Anlatmıyorsanız, anlatmalısınız. Kötü haberler vermek istemiyorum; ama selfie çektirirken samimi görünmüyorsanız, bunun asıl sebebi selfie tabanlı marka imajında tüketiciye pek yer vermiyor olmanızdır. Selfie’yi yalnızca şöhretlerle veya iş arkadaşlarınızla çekmeyin, sokaktaki insanla da çekin.
Seçici olmayın demiyorum fakat Akbank’ın Ekonominin Kahramanları reklam kampanyasını hatırlıyor musunuz? Çok başarılı olmuştu televizyonda ve billboardlarda; çünkü Akbank sıradan kullanıcıyı marka imajının bir parçası yapmıştı. Hepimiz günlük hayattaki asıl kahramanın evde yemek yapan annemiz, çalışan kız kardeşimiz, eve ekmek getiren babamız olduğunu biliyoruz.
Şimdi daha şanslısınız. Bu reklam filmleri çekilirken sadece Youtube vardı, ama sizin elinizde selfie imkanı da var! Üstelik selfie için Twitter ve Instagram gibi iki doğal yaşam alanı mevcut. Bu imkanı kullanın.

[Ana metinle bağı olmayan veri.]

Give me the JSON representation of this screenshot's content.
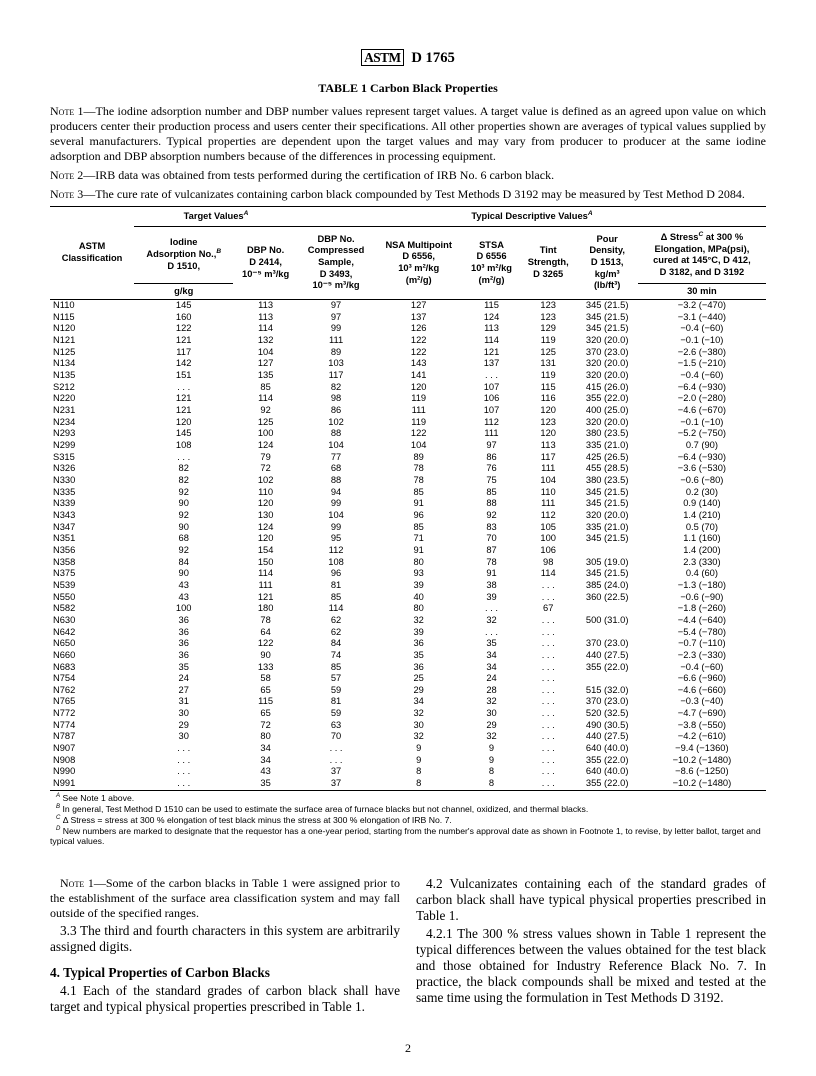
{
  "header": "D 1765",
  "table_title": "TABLE 1  Carbon Black Properties",
  "note1": "NOTE 1—The iodine adsorption number and DBP number values represent target values. A target value is defined as an agreed upon value on which producers center their production process and users center their specifications. All other properties shown are averages of typical values supplied by several manufacturers. Typical properties are dependent upon the target values and may vary from producer to producer at the same iodine adsorption and DBP absorption numbers because of the differences in processing equipment.",
  "note2": "NOTE 2—IRB data was obtained from tests performed during the certification of IRB No. 6 carbon black.",
  "note3": "NOTE 3—The cure rate of vulcanizates containing carbon black compounded by Test Methods D 3192 may be measured by Test Method D 2084.",
  "headers": {
    "astm": "ASTM\nClassification",
    "target": "Target Values",
    "descriptive": "Typical Descriptive Values",
    "iodine": "Iodine\nAdsorption No.,",
    "iodine_sub": "D 1510,\ng/kg",
    "dbp": "DBP No.\nD 2414,\n10⁻⁵ m³/kg",
    "dbp_comp": "DBP No.\nCompressed\nSample,\nD 3493,\n10⁻⁵ m³/kg",
    "nsa": "NSA Multipoint\nD 6556,\n10³ m²/kg\n(m²/g)",
    "stsa": "STSA\nD 6556\n10³ m²/kg\n(m²/g)",
    "tint": "Tint\nStrength,\nD 3265",
    "pour": "Pour\nDensity,\nD 1513,\nkg/m³\n(lb/ft³)",
    "stress": "Δ Stress",
    "stress_sub": " at 300 %\nElongation, MPa(psi),\ncured at 145°C, D 412,\nD 3182, and D 3192",
    "time": "30 min"
  },
  "rows": [
    [
      "N110",
      "145",
      "113",
      "97",
      "127",
      "115",
      "123",
      "345 (21.5)",
      "−3.2 (−470)"
    ],
    [
      "N115",
      "160",
      "113",
      "97",
      "137",
      "124",
      "123",
      "345 (21.5)",
      "−3.1 (−440)"
    ],
    [
      "N120",
      "122",
      "114",
      "99",
      "126",
      "113",
      "129",
      "345 (21.5)",
      "−0.4 (−60)"
    ],
    [
      "N121",
      "121",
      "132",
      "111",
      "122",
      "114",
      "119",
      "320 (20.0)",
      "−0.1 (−10)"
    ],
    [
      "N125",
      "117",
      "104",
      "89",
      "122",
      "121",
      "125",
      "370 (23.0)",
      "−2.6 (−380)"
    ],
    [
      "N134",
      "142",
      "127",
      "103",
      "143",
      "137",
      "131",
      "320 (20.0)",
      "−1.5 (−210)"
    ],
    [
      "N135",
      "151",
      "135",
      "117",
      "141",
      ". . .",
      "119",
      "320 (20.0)",
      "−0.4 (−60)"
    ],
    [
      "S212",
      ". . .",
      "85",
      "82",
      "120",
      "107",
      "115",
      "415 (26.0)",
      "−6.4 (−930)"
    ],
    [
      "N220",
      "121",
      "114",
      "98",
      "119",
      "106",
      "116",
      "355 (22.0)",
      "−2.0 (−280)"
    ],
    [
      "N231",
      "121",
      "92",
      "86",
      "111",
      "107",
      "120",
      "400 (25.0)",
      "−4.6 (−670)"
    ],
    [
      "N234",
      "120",
      "125",
      "102",
      "119",
      "112",
      "123",
      "320 (20.0)",
      "−0.1 (−10)"
    ],
    [
      "N293",
      "145",
      "100",
      "88",
      "122",
      "111",
      "120",
      "380 (23.5)",
      "−5.2 (−750)"
    ],
    [
      "N299",
      "108",
      "124",
      "104",
      "104",
      "97",
      "113",
      "335 (21.0)",
      "0.7 (90)"
    ],
    [
      "S315",
      ". . .",
      "79",
      "77",
      "89",
      "86",
      "117",
      "425 (26.5)",
      "−6.4 (−930)"
    ],
    [
      "N326",
      "82",
      "72",
      "68",
      "78",
      "76",
      "111",
      "455 (28.5)",
      "−3.6 (−530)"
    ],
    [
      "N330",
      "82",
      "102",
      "88",
      "78",
      "75",
      "104",
      "380 (23.5)",
      "−0.6 (−80)"
    ],
    [
      "N335",
      "92",
      "110",
      "94",
      "85",
      "85",
      "110",
      "345 (21.5)",
      "0.2 (30)"
    ],
    [
      "N339",
      "90",
      "120",
      "99",
      "91",
      "88",
      "111",
      "345 (21.5)",
      "0.9 (140)"
    ],
    [
      "N343",
      "92",
      "130",
      "104",
      "96",
      "92",
      "112",
      "320 (20.0)",
      "1.4 (210)"
    ],
    [
      "N347",
      "90",
      "124",
      "99",
      "85",
      "83",
      "105",
      "335 (21.0)",
      "0.5 (70)"
    ],
    [
      "N351",
      "68",
      "120",
      "95",
      "71",
      "70",
      "100",
      "345 (21.5)",
      "1.1 (160)"
    ],
    [
      "N356",
      "92",
      "154",
      "112",
      "91",
      "87",
      "106",
      "",
      "1.4 (200)"
    ],
    [
      "N358",
      "84",
      "150",
      "108",
      "80",
      "78",
      "98",
      "305 (19.0)",
      "2.3 (330)"
    ],
    [
      "N375",
      "90",
      "114",
      "96",
      "93",
      "91",
      "114",
      "345 (21.5)",
      "0.4 (60)"
    ],
    [
      "N539",
      "43",
      "111",
      "81",
      "39",
      "38",
      ". . .",
      "385 (24.0)",
      "−1.3 (−180)"
    ],
    [
      "N550",
      "43",
      "121",
      "85",
      "40",
      "39",
      ". . .",
      "360 (22.5)",
      "−0.6 (−90)"
    ],
    [
      "N582",
      "100",
      "180",
      "114",
      "80",
      ". . .",
      "67",
      "",
      "−1.8 (−260)"
    ],
    [
      "N630",
      "36",
      "78",
      "62",
      "32",
      "32",
      ". . .",
      "500 (31.0)",
      "−4.4 (−640)"
    ],
    [
      "N642",
      "36",
      "64",
      "62",
      "39",
      ". . .",
      ". . .",
      "",
      "−5.4 (−780)"
    ],
    [
      "N650",
      "36",
      "122",
      "84",
      "36",
      "35",
      ". . .",
      "370 (23.0)",
      "−0.7 (−110)"
    ],
    [
      "N660",
      "36",
      "90",
      "74",
      "35",
      "34",
      ". . .",
      "440 (27.5)",
      "−2.3 (−330)"
    ],
    [
      "N683",
      "35",
      "133",
      "85",
      "36",
      "34",
      ". . .",
      "355 (22.0)",
      "−0.4 (−60)"
    ],
    [
      "N754",
      "24",
      "58",
      "57",
      "25",
      "24",
      ". . .",
      "",
      "−6.6 (−960)"
    ],
    [
      "N762",
      "27",
      "65",
      "59",
      "29",
      "28",
      ". . .",
      "515 (32.0)",
      "−4.6 (−660)"
    ],
    [
      "N765",
      "31",
      "115",
      "81",
      "34",
      "32",
      ". . .",
      "370 (23.0)",
      "−0.3 (−40)"
    ],
    [
      "N772",
      "30",
      "65",
      "59",
      "32",
      "30",
      ". . .",
      "520 (32.5)",
      "−4.7 (−690)"
    ],
    [
      "N774",
      "29",
      "72",
      "63",
      "30",
      "29",
      ". . .",
      "490 (30.5)",
      "−3.8 (−550)"
    ],
    [
      "N787",
      "30",
      "80",
      "70",
      "32",
      "32",
      ". . .",
      "440 (27.5)",
      "−4.2 (−610)"
    ],
    [
      "N907",
      ". . .",
      "34",
      ". . .",
      "9",
      "9",
      ". . .",
      "640 (40.0)",
      "−9.4 (−1360)"
    ],
    [
      "N908",
      ". . .",
      "34",
      ". . .",
      "9",
      "9",
      ". . .",
      "355 (22.0)",
      "−10.2 (−1480)"
    ],
    [
      "N990",
      ". . .",
      "43",
      "37",
      "8",
      "8",
      ". . .",
      "640 (40.0)",
      "−8.6 (−1250)"
    ],
    [
      "N991",
      ". . .",
      "35",
      "37",
      "8",
      "8",
      ". . .",
      "355 (22.0)",
      "−10.2 (−1480)"
    ]
  ],
  "fn_a": " See Note 1 above.",
  "fn_b": " In general, Test Method D 1510 can be used to estimate the surface area of furnace blacks but not channel, oxidized, and thermal blacks.",
  "fn_c": " Δ Stress = stress at 300 % elongation of test black minus the stress at 300 % elongation of IRB No. 7.",
  "fn_d": " New numbers are marked to designate that the requestor has a one-year period, starting from the number's approval date as shown in Footnote 1, to revise, by letter ballot, target and typical values.",
  "body": {
    "note1": "NOTE 1—Some of the carbon blacks in Table 1 were assigned prior to the establishment of the surface area classification system and may fall outside of the specified ranges.",
    "p33": "3.3 The third and fourth characters in this system are arbitrarily assigned digits.",
    "h4": "4. Typical Properties of Carbon Blacks",
    "p41": "4.1 Each of the standard grades of carbon black shall have target and typical physical properties prescribed in Table 1.",
    "p42": "4.2 Vulcanizates containing each of the standard grades of carbon black shall have typical physical properties prescribed in Table 1.",
    "p421": "4.2.1 The 300 % stress values shown in Table 1 represent the typical differences between the values obtained for the test black and those obtained for Industry Reference Black No. 7. In practice, the black compounds shall be mixed and tested at the same time using the formulation in Test Methods D 3192."
  },
  "pagenum": "2"
}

Günümüzün tüketicileri yalnızca ürün satın alma makinesi değil. Kimse körü körüne ailesine ütü reklamı yapmıyor, kendi ütüsü olsa bile. Müşterinizin gönüllü marka elçisi olarak ürün ve hizmetlerinizi, markanızı eşi-dostu, iş arkadaşlarıyla paylaşmasını istiyorsanız tüketicinin kalbine hitap etmelisiniz. Şimdi Obama’nın resmine bir daha bakın. O sıcak gülümseyişte selfie’nin gücü yatıyor.
Connecting people, yani insanları birbirine bağlıyorum. Bugünün Youtube kuşağı tüketicileri de birbirine mobil internet, bilgisayar, akıllı telefon ve tabletlerle bağlanıyor. İnsanlık tarihinde kimse birbirine bu kadar bağlı olmamıştı. Dolayısıyla selfie’nin de Twitter’dan Instagram ve Facebook’a uzanan bir sıçrama tahtası var.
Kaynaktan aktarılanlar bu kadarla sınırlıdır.